This year, the digital world will reach a significant milestone – Almost 50% of the world’s estimated 7.4 billion population will be online. And, according to research by UNICEF Innocenti, one-third of these will be children.
So what are the particular risks or harms that children face in an increasingly connected world? In this blog, children’s online rights expert Dr Rachel O’Connell will examine the issues through the perspective of recent reports about connected toys. She will then consider the new European Union data protection rules, which come into force in 2018 and how these and other developments might help to provide more security, privacy and safety.
Toys that talk and listen
As connected and smart toys are being utilised by companies as marketing tools, advertising, product placement and sponsoring are increasing. For example, Cayla “the world’s first interactive doll” came in for criticism, when she was found to have in-built audio tools designed to market foods high in sugar or fat to children. You can see the video here from BEUC the European Consumer’s organisation.
Cayla was also in trouble for failing to protect children’s data and privacy. The blue-tooth enabled doll comes with a microphone to capture children’s speech which can then be analysed using a third party app. So concerned was Germany's network watchdog by what they deemed the unlawful surveillance capability of the doll that they urged parents to destroy her:
Any toy capable of transmitting signals and surreptitiously recording audio or video without detection is unlawful. The danger, the agency claims, is that anything a child or someone else says in the vicinity of the doll can be transmitted without parents' knowledge. Also, lack of network security could allow the toy to be turned into a listening device, the agency suggests.
To be clear…
The company that produced the Cayla doll would have had numerous contractual relationships between a range of third parties, which include data processors, app platforms, marketing technology and advertising platforms, data management platforms, data analytics, and speech recognition software.
Rights of the child
As well as advertising and security, regulators are concerned by violations of the legal protection of children’s rights afforded under the UN Convention of the rights of the child , including Article 16:
· No child shall be subjected to arbitrary or unlawful interference with his or her privacy, family, or correspondence, nor to unlawful attacks on his or her honour and reputation.

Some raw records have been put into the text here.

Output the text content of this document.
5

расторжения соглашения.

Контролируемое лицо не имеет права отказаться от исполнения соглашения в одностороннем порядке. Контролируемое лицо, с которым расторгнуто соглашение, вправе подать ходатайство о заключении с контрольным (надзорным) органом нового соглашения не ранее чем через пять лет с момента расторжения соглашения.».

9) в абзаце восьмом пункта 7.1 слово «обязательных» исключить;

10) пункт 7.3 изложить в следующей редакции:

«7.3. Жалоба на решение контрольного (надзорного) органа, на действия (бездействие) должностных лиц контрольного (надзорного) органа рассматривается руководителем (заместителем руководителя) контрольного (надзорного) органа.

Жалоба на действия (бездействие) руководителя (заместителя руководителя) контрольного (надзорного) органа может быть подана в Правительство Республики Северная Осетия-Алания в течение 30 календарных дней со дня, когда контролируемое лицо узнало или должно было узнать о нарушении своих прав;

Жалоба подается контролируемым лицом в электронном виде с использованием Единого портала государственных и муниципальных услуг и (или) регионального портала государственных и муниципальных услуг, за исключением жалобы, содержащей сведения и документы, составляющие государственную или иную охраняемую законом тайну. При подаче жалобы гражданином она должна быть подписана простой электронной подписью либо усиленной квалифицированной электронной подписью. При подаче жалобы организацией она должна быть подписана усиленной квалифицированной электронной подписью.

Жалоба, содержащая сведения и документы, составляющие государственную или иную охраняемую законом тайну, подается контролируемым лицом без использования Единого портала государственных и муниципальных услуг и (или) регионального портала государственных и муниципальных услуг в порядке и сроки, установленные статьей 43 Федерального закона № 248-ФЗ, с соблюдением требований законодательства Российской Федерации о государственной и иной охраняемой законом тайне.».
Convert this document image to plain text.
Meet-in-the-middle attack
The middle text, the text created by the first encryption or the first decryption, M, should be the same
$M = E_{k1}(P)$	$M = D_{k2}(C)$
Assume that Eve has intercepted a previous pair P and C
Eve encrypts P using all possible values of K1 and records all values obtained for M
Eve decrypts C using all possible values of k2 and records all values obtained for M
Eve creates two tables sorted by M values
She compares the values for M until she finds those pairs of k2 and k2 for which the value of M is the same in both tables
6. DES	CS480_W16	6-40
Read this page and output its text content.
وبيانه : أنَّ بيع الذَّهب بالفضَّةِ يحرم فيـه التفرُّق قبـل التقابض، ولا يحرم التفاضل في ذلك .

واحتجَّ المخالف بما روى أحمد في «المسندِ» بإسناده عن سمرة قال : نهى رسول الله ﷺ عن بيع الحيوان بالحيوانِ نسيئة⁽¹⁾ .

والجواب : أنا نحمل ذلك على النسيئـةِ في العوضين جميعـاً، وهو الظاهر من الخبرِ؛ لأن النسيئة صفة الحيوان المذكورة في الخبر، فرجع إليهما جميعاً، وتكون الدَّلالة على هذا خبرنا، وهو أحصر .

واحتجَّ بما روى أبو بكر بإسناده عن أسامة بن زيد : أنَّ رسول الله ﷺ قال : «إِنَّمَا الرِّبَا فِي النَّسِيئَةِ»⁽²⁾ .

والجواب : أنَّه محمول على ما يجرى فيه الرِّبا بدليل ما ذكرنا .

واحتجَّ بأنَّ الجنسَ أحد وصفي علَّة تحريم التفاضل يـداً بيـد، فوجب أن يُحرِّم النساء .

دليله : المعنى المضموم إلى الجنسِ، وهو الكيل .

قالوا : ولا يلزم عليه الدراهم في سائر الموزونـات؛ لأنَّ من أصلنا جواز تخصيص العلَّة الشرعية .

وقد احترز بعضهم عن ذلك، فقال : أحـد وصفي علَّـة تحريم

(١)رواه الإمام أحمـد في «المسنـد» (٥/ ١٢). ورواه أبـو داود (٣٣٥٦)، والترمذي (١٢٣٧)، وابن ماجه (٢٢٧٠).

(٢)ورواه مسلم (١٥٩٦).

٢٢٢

· The child has the right to the protection of the law against such interference or attacks.
However, as the UK Information Commissioner's Office (ICO) highlighted, under existing data protection legislation there was ‘little that could be done to prevent unscrupulous third parties from harvesting a child’s data and using it for inappropriate purposes’.
The new General Data Protection Regulation (GDPR), which comes into force in May 2018 stipulates why children’s rights merit specific protection with regards to their personal data:
“Children may be less aware of the risks, consequences and safeguards concerned and their rights in relation to the processing of personal data. Such specific protection should, in particular, apply to the use of personal data of children for the purposes of marketing or creating personality or user profiles and the collection of personal data with regard to children when using services offered directly to a child.”
Article 8 of GDPR also states that where a child is below the age of 16 years, processing of their personal data is only lawful if consent is given or authorised by the holder of parental responsibility over the child. Member states can choose to lower the age at which parental permission is required to 13 years of age, but no lower.
The GDPR specifically states that separate consent will be needed for different processing operations – this means that in the future it will not only be a requirement to inform consumers of who the data processors are and obtain consent, they must also enable consumers to withdraw this permission at any point.
Privacy by design
A key principle underpinning GDPR is that businesses will need to adhere to the principle of Privacy by Design, which requires privacy and data protection compliance during the product or service design stage, instead of bolting them onto the end. These rules will have a reach far beyond the EU as any business processing EU citizens’ data will have to abide by them.
New rules, new tools
What is beginning to emerge, driven primarily by regulation, is a raft of technical standards which detail how businesses can develop Privacy Enhancing Technologies (PETs) that provide consumers with greater control over their personal data. For example
· The PAS 1296 Age Checking code of practice is due for publication by the British Standards Institution next month, provides guidance for businesses mandated to check the age-related eligibility of consumers and to obtain verified parental consent before processing children’s data.
· Kantara’s consent receipt specification enables consumers, to communicate and manage the personal data they have shared.
· User-Managed Access protocol (UMA) is an access management protocol standard, which will enable end users to better protect their data no matter which platform they are on.
The global consumer movement has a duty to advocate for the adoption of best-practice tools and ensure that existing and new digital services are built with consumer protection in mind. Educating consumers about the choices they have available to them will also help pave the way for a digital world that is safer and more secure for people of all ages.